The Coalition of City of Sydney Liquor Accords suggested in their submission that its members were opposed the additional risk-based loadings, such as late trade loading, location risk loading and patron capacity risk loading.
“The introduction of the fee has come at a time when many late trading venues in particular have reduced income and turnover because of the special licence conditions implemented in the CBD and Kings Cross, namely reduced trading hours, limited entry times and decreased patron visitation.”

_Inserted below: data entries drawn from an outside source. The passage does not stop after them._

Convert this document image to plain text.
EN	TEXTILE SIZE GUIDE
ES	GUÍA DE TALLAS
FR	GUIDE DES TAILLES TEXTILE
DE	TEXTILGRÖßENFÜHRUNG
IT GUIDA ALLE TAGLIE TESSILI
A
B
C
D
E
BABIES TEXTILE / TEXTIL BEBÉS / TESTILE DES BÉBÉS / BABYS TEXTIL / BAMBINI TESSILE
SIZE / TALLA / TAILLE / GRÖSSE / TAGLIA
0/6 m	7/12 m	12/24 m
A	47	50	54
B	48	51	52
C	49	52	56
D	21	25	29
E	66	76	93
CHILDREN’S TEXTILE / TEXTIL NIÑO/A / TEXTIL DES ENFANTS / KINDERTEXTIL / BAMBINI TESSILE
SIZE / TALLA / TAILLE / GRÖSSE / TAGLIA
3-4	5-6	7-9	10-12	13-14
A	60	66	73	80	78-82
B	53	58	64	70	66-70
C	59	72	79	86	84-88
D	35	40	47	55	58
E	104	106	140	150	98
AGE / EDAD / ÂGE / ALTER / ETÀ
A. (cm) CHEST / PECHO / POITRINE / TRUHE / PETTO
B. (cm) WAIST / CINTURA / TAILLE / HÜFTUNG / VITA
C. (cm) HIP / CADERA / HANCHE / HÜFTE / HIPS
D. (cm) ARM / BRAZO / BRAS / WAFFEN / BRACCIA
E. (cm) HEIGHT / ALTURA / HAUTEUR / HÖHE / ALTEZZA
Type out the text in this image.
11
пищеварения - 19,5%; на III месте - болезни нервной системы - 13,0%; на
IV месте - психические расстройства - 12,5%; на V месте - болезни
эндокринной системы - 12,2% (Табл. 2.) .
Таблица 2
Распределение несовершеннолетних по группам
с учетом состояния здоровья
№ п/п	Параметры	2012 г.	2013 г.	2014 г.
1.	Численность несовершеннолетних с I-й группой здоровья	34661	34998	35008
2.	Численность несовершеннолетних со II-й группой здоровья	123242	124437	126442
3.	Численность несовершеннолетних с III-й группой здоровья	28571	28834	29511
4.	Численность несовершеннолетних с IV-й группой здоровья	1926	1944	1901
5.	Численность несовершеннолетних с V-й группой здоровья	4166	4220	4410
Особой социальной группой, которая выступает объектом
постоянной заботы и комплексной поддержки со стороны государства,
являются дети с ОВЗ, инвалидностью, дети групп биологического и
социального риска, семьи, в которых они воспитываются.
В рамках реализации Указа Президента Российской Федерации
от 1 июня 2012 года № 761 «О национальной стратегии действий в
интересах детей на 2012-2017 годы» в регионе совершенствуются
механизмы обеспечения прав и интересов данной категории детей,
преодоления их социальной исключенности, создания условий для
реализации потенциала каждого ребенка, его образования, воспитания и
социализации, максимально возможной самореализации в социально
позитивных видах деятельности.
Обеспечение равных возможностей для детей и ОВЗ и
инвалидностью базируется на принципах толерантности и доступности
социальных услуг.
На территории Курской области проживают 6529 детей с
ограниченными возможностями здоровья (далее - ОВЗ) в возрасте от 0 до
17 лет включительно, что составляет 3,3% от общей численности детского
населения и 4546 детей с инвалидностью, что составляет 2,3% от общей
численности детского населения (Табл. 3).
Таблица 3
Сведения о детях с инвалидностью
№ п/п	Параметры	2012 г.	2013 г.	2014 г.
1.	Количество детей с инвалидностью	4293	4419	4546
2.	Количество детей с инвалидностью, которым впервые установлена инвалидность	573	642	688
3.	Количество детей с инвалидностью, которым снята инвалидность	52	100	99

The coalition recommended that the late night trading fee should have a broader base for any business trading after 10pm, in accordance with the risk data from BOCSAR, and that revenue raised from that loading should go towards a more visible police presence in late trading areas.
The late trading element of the liquor licence fee scheme has also been questioned by hoteliers outside of Sydney, who are struggling with the added fees. Both a partner in the McRod Hotel Group, which owns seven hotels mainly in Newcastle, Queanbeyan and Wagga Wagga, and the director of the Coast Hotel in Coffs Harbour said that the late trading fee has severely impacted their businesses.
The Coast Hotel has a 24/hour licence for its ground floor, however the upstairs cocktail lounge and beer garden both must close at midnight. The hotel is essentially paying an extra $5000 to have one bar trade late, but the freehold owner will not allow a reduction in hotel hours, as it would de-value the property – adding an extra financial burden to the licensee.
This has been a similar experience for John McRedmond, a partner in McRod Hotel Group, where the majority of hotels have a 3am trading license, but generally close at 1am and only on the weekend.
”I am aware we could apply to have the trading hours reduced and make a saving on the loadings, however we are reluctant to make the change to the license as this has an intrinsic value to the hotel. I would argue that our hotels are already low risk business models and have a strict compliance to the liquor laws. If anything, the imposition of these loadings will encourage us to introduce later trading in our hotels,” stated Redmond.
Over 1800 submissions have been made to the Callinan Review.